Kompetenz und Nähe, die man spürt.

Periduralanästhesie

Wie ist der Ablauf bei einer Periduralanästhesie?

Der Ablauf einer Periduralanästhesie (PDA) ist fast gleich zu einer Spinalanästhesie. Auch hier wird ein Betäubungsmittel zwischen die Lendenwirbel gespritzt. Jedoch durchdringt die Nadel dabei nicht wie bei der Spinalanästhesie die harte Hirnhaut des Rückenmarks. Der Narkosearzt sticht weniger tief ein, so dass das Betäubungsmittel zwischen die beiden äußeren Hüllen des Rückenmarkkanals gespritzt wird. Hierdurch kann die Schmerzempfindung meistens ausgeschaltet werden, die Beweglichkeit bleibt aber erhalten. Bis die Betäubung einsetzt, dauert es etwa 30 bis 40 Minuten. Bei der Periduralanästhesie kann eine kleine Kanüle gelegt werden, so dass der Patient eigenständig stetig Schmerzmittel nachdosieren kann.
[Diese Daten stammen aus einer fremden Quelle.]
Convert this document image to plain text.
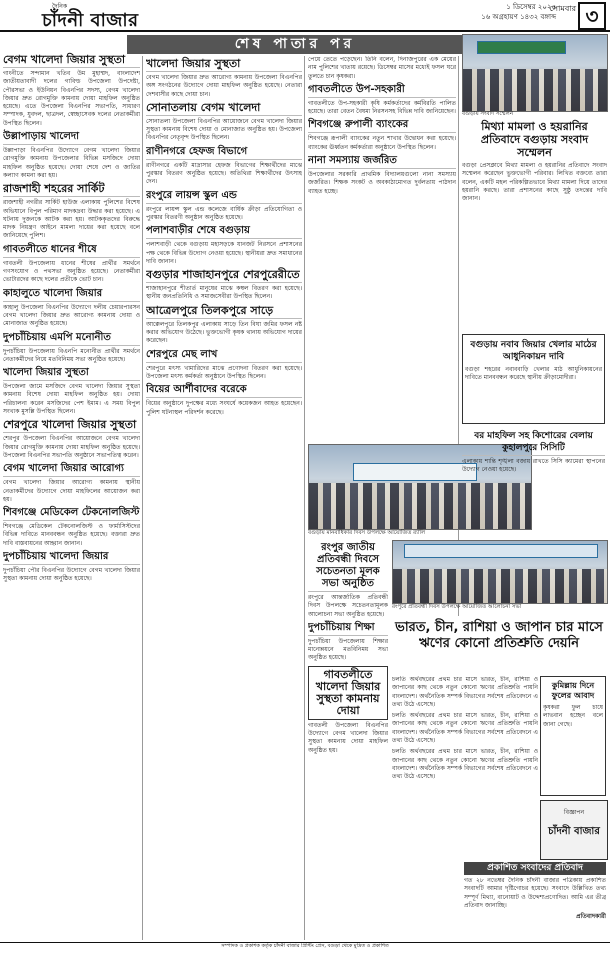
দৈনিক
চাঁদনী বাজার
১ ডিসেম্বর ২০২৫
১৬ অগ্রহায়ণ ১৪৩২ বঙ্গাব্দ
সোমবার ৩
শেষ পাতার পর
বেগম খালেদা জিয়ার সুস্থতা
গাংনীতে সন্দামান খতিব উম মুহাম্মদ, বাংলাদেশ জাতীয়তাবাদী দলের গাবিল্ড উপজেলা উপদেষ্টা, পৌরসভা ও ইউনিয়ন বিএনপির সদস্য, বেগম খালেদা জিয়ার দ্রুত রোগমুক্তি কামনায় দোয়া মাহফিল অনুষ্ঠিত হয়েছে। এতে উপজেলা বিএনপির সভাপতি, সাধারণ সম্পাদক, যুবদল, ছাত্রদল, স্বেচ্ছাসেবক দলের নেতাকর্মীরা উপস্থিত ছিলেন।
উল্লাপাড়ায় খালেদা
উল্লাপাড়া বিএনপির উদ্যোগে বেগম খালেদা জিয়ার রোগমুক্তি কামনায় উপজেলার বিভিন্ন মসজিদে দোয়া মাহফিল অনুষ্ঠিত হয়েছে। দোয়া শেষে দেশ ও জাতির কল্যাণ কামনা করা হয়।
রাজশাহী শহরের সার্কিট
রাজশাহী নগরীর সার্কিট হাউজ এলাকায় পুলিশের বিশেষ অভিযানে বিপুল পরিমাণ মাদকদ্রব্য উদ্ধার করা হয়েছে। এ ঘটনায় দুজনকে আটক করা হয়। আটককৃতদের বিরুদ্ধে মাদক নিয়ন্ত্রণ আইনে মামলা দায়ের করা হয়েছে বলে জানিয়েছে পুলিশ।
গাবতলীতে ধানের শীষে
গাবতলী উপজেলায় ধানের শীষের প্রার্থীর সমর্থনে গণসংযোগ ও পথসভা অনুষ্ঠিত হয়েছে। নেতাকর্মীরা ভোটারদের কাছে দলের প্রতীকে ভোট চান।
কাহালুতে খালেদা জিয়ার
কাহালু উপজেলা বিএনপির উদ্যোগে দলীয় চেয়ারপারসন বেগম খালেদা জিয়ার দ্রুত আরোগ্য কামনায় দোয়া ও মোনাজাত অনুষ্ঠিত হয়েছে।
দুপচাঁচিয়ায় এমপি মনোনীত
দুপচাঁচিয়া উপজেলায় বিএনপি মনোনীত প্রার্থীর সমর্থনে নেতাকর্মীদের নিয়ে মতবিনিময় সভা অনুষ্ঠিত হয়েছে।
খালেদা জিয়ার সুস্থতা
উপজেলা জামে মসজিদে বেগম খালেদা জিয়ার সুস্থতা কামনায় বিশেষ দোয়া মাহফিল অনুষ্ঠিত হয়। দোয়া পরিচালনা করেন মসজিদের পেশ ইমাম। এ সময় বিপুল সংখ্যক মুসল্লি উপস্থিত ছিলেন।
শেরপুরে খালেদা জিয়ার সুস্থতা
শেরপুর উপজেলা বিএনপির আয়োজনে বেগম খালেদা জিয়ার রোগমুক্তি কামনায় দোয়া মাহফিল অনুষ্ঠিত হয়েছে। উপজেলা বিএনপির সভাপতি অনুষ্ঠানে সভাপতিত্ব করেন।
বেগম খালেদা জিয়ার আরোগ্য
বেগম খালেদা জিয়ার আরোগ্য কামনায় স্থানীয় নেতাকর্মীদের উদ্যোগে দোয়া মাহফিলের আয়োজন করা হয়।
শিবগঞ্জে মেডিকেল টেকনোলজিস্ট
শিবগঞ্জে মেডিকেল টেকনোলজিস্ট ও ফার্মাসিস্টদের বিভিন্ন দাবিতে মানববন্ধন অনুষ্ঠিত হয়েছে। বক্তারা দ্রুত দাবি বাস্তবায়নের আহ্বান জানান।
দুপচাঁচিয়ায় খালেদা জিয়ার
দুপচাঁচিয়া পৌর বিএনপির উদ্যোগে বেগম খালেদা জিয়ার সুস্থতা কামনায় দোয়া অনুষ্ঠিত হয়েছে।
খালেদা জিয়ার সুস্থতা
বেগম খালেদা জিয়ার দ্রুত আরোগ্য কামনায় উপজেলা বিএনপির অঙ্গ সংগঠনের উদ্যোগে দোয়া মাহফিল অনুষ্ঠিত হয়েছে। নেতারা দেশবাসীর কাছে দোয়া চান।
সোনাতলায় বেগম খালেদা
সোনাতলা উপজেলা বিএনপির আয়োজনে বেগম খালেদা জিয়ার সুস্থতা কামনায় বিশেষ দোয়া ও মোনাজাত অনুষ্ঠিত হয়। উপজেলা বিএনপির নেতৃবৃন্দ উপস্থিত ছিলেন।
রাণীনগরে হেফজ বিভাগে
রাণীনগরে একটি মাদ্রাসার হেফজ বিভাগের শিক্ষার্থীদের মাঝে পুরস্কার বিতরণ অনুষ্ঠিত হয়েছে। অতিথিরা শিক্ষার্থীদের উৎসাহ দেন।
রংপুরে লায়ন্স স্কুল এন্ড
রংপুরে লায়ন্স স্কুল এন্ড কলেজে বার্ষিক ক্রীড়া প্রতিযোগিতা ও পুরস্কার বিতরণী অনুষ্ঠান অনুষ্ঠিত হয়েছে।
পলাশবাড়ীর শেষে বগুড়ায়
পলাশবাড়ী থেকে বগুড়ায় মহাসড়কে যানজট নিরসনে প্রশাসনের পক্ষ থেকে বিভিন্ন উদ্যোগ নেওয়া হয়েছে। স্থানীয়রা দ্রুত সমাধানের দাবি জানান।
বগুড়ার শাজাহানপুরে শেরপুরেরীতে
শাজাহানপুরে শীতার্ত মানুষের মাঝে কম্বল বিতরণ করা হয়েছে। স্থানীয় জনপ্রতিনিধি ও সমাজসেবীরা উপস্থিত ছিলেন।
আত্রেলপুরে তিলকপুরে সাড়ে
আক্কেলপুরে তিলকপুর এলাকায় সাড়ে তিন বিঘা জমির ফসল নষ্ট করার অভিযোগ উঠেছে। ভুক্তভোগী কৃষক থানায় অভিযোগ দায়ের করেছেন।
শেরপুরে মেছ লাখ
শেরপুরে মৎস্য খামারিদের মাঝে প্রণোদনা বিতরণ করা হয়েছে। উপজেলা মৎস্য কর্মকর্তা অনুষ্ঠানে উপস্থিত ছিলেন।
বিয়ের আর্শীবাদের বরেকে
বিয়ের অনুষ্ঠানে দুপক্ষের মধ্যে সংঘর্ষে কয়েকজন আহত হয়েছেন। পুলিশ ঘটনাস্থল পরিদর্শন করেছে।
পেয়ে তেতে পড়েছেন। তিনি বলেন, দিনাজপুরের এক মেয়ের নাম পুলিশের খাতায় রয়েছে। ডিসেম্বর মাসের মধ্যেই ফসল ঘরে তুলতে চান কৃষকরা।
গাবতলীতে উপ-সহকারী
গাবতলীতে উপ-সহকারী কৃষি কর্মকর্তাদের কর্মবিরতি পালিত হয়েছে। তারা বেতন বৈষম্য নিরসনসহ বিভিন্ন দাবি জানিয়েছেন।
শিবগঞ্জে রুপালী ব্যাংকের
শিবগঞ্জে রূপালী ব্যাংকের নতুন শাখার উদ্বোধন করা হয়েছে। ব্যাংকের ঊর্ধ্বতন কর্মকর্তারা অনুষ্ঠানে উপস্থিত ছিলেন।
নানা সমস্যায় জর্জরিত
উপজেলার সরকারি প্রাথমিক বিদ্যালয়গুলো নানা সমস্যায় জর্জরিত। শিক্ষক সংকট ও অবকাঠামোগত দুর্বলতায় পাঠদান ব্যাহত হচ্ছে।
বগুড়ায় মানবাধিকার দিবস উপলক্ষে আয়োজিত র‍্যালি
রংপুর জাতীয় প্রতিবন্ধী দিবসে সচেতনতা মূলক সভা অনুষ্ঠিত
রংপুরে আন্তর্জাতিক প্রতিবন্ধী দিবস উপলক্ষে সচেতনতামূলক আলোচনা সভা অনুষ্ঠিত হয়েছে।
দুপচাঁচিয়ায় শিক্ষা
দুপচাঁচিয়া উপজেলায় শিক্ষার মানোন্নয়নে মতবিনিময় সভা অনুষ্ঠিত হয়েছে।
গাবতলীতে খালেদা জিয়ার সুস্থতা কামনায় দোয়া
গাবতলী উপজেলা বিএনপির উদ্যোগে বেগম খালেদা জিয়ার সুস্থতা কামনায় দোয়া মাহফিল অনুষ্ঠিত হয়।
বগুড়ায় সংবাদ সম্মেলন
মিথ্যা মামলা ও হয়রানির প্রতিবাদে বগুড়ায় সংবাদ সম্মেলন
বগুড়া প্রেসক্লাবে মিথ্যা মামলা ও হয়রানির প্রতিবাদে সংবাদ সম্মেলন করেছেন ভুক্তভোগী পরিবার। লিখিত বক্তব্যে তারা বলেন, একটি মহল পরিকল্পিতভাবে মিথ্যা মামলা দিয়ে তাদের হয়রানি করছে। তারা প্রশাসনের কাছে সুষ্ঠু তদন্তের দাবি জানান।
বগুড়ায় নবাব জিয়ার খেলার মাঠের আধুনিকায়ন দাবি
বগুড়া শহরের নবাববাড়ি খেলার মাঠ আধুনিকায়নের দাবিতে মানববন্ধন করেছে স্থানীয় ক্রীড়ামোদীরা।
বর মাহফিল সহ কিশোরের বেলায় কুহালপুরে সিসিটি
এলাকায় শান্তি শৃঙ্খলা বজায় রাখতে সিসি ক্যামেরা স্থাপনের উদ্যোগ নেওয়া হয়েছে।
রংপুরে প্রতিবন্ধী দিবস উপলক্ষে আয়োজিত আলোচনা সভা
ভারত, চীন, রাশিয়া ও জাপান চার মাসে ঋণের কোনো প্রতিশ্রুতি দেয়নি
চলতি অর্থবছরের প্রথম চার মাসে ভারত, চীন, রাশিয়া ও জাপানের কাছ থেকে নতুন কোনো ঋণের প্রতিশ্রুতি পায়নি বাংলাদেশ। অর্থনৈতিক সম্পর্ক বিভাগের সর্বশেষ প্রতিবেদনে এ তথ্য উঠে এসেছে।
চলতি অর্থবছরের প্রথম চার মাসে ভারত, চীন, রাশিয়া ও জাপানের কাছ থেকে নতুন কোনো ঋণের প্রতিশ্রুতি পায়নি বাংলাদেশ। অর্থনৈতিক সম্পর্ক বিভাগের সর্বশেষ প্রতিবেদনে এ তথ্য উঠে এসেছে।
চলতি অর্থবছরের প্রথম চার মাসে ভারত, চীন, রাশিয়া ও জাপানের কাছ থেকে নতুন কোনো ঋণের প্রতিশ্রুতি পায়নি বাংলাদেশ। অর্থনৈতিক সম্পর্ক বিভাগের সর্বশেষ প্রতিবেদনে এ তথ্য উঠে এসেছে।
কুমিল্লায় দিনে ফুলের আবাদ
কৃষকরা ফুল চাষে লাভবান হচ্ছেন বলে জানা গেছে।
বিজ্ঞাপন
চাঁদনী বাজার
প্রকাশিত সংবাদের প্রতিবাদ
গত ২৮ নভেম্বর দৈনিক চাঁদনী বাজার পত্রিকায় প্রকাশিত সংবাদটি আমার দৃষ্টিগোচর হয়েছে। সংবাদে উল্লিখিত তথ্য সম্পূর্ণ মিথ্যা, বানোয়াট ও উদ্দেশ্যপ্রণোদিত। আমি এর তীব্র প্রতিবাদ জানাচ্ছি।
প্রতিবাদকারী
সম্পাদক ও প্রকাশক কর্তৃক চাঁদনী বাজার প্রিন্টিং প্রেস, বগুড়া থেকে মুদ্রিত ও প্রকাশিত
Wann kommt eine Periduralanästhesie zum Einsatz?

Meistens wird die PDA bei größeren orthopädischen, gynäkologischen oder urologischen Eingriffen angewendet. In der Geburtshilfe wird sie ebenfalls eingesetzt, um eine schmerzarme Geburt zu ermöglichen. Die Periduralanästhesie kann auch in Kombination mit einer Vollnarkose zum Einsatz kommen, um Schmerzen nach einer Operation gezielter regulieren zu können.

Welche Vorteile hat die Periduralanästhesie?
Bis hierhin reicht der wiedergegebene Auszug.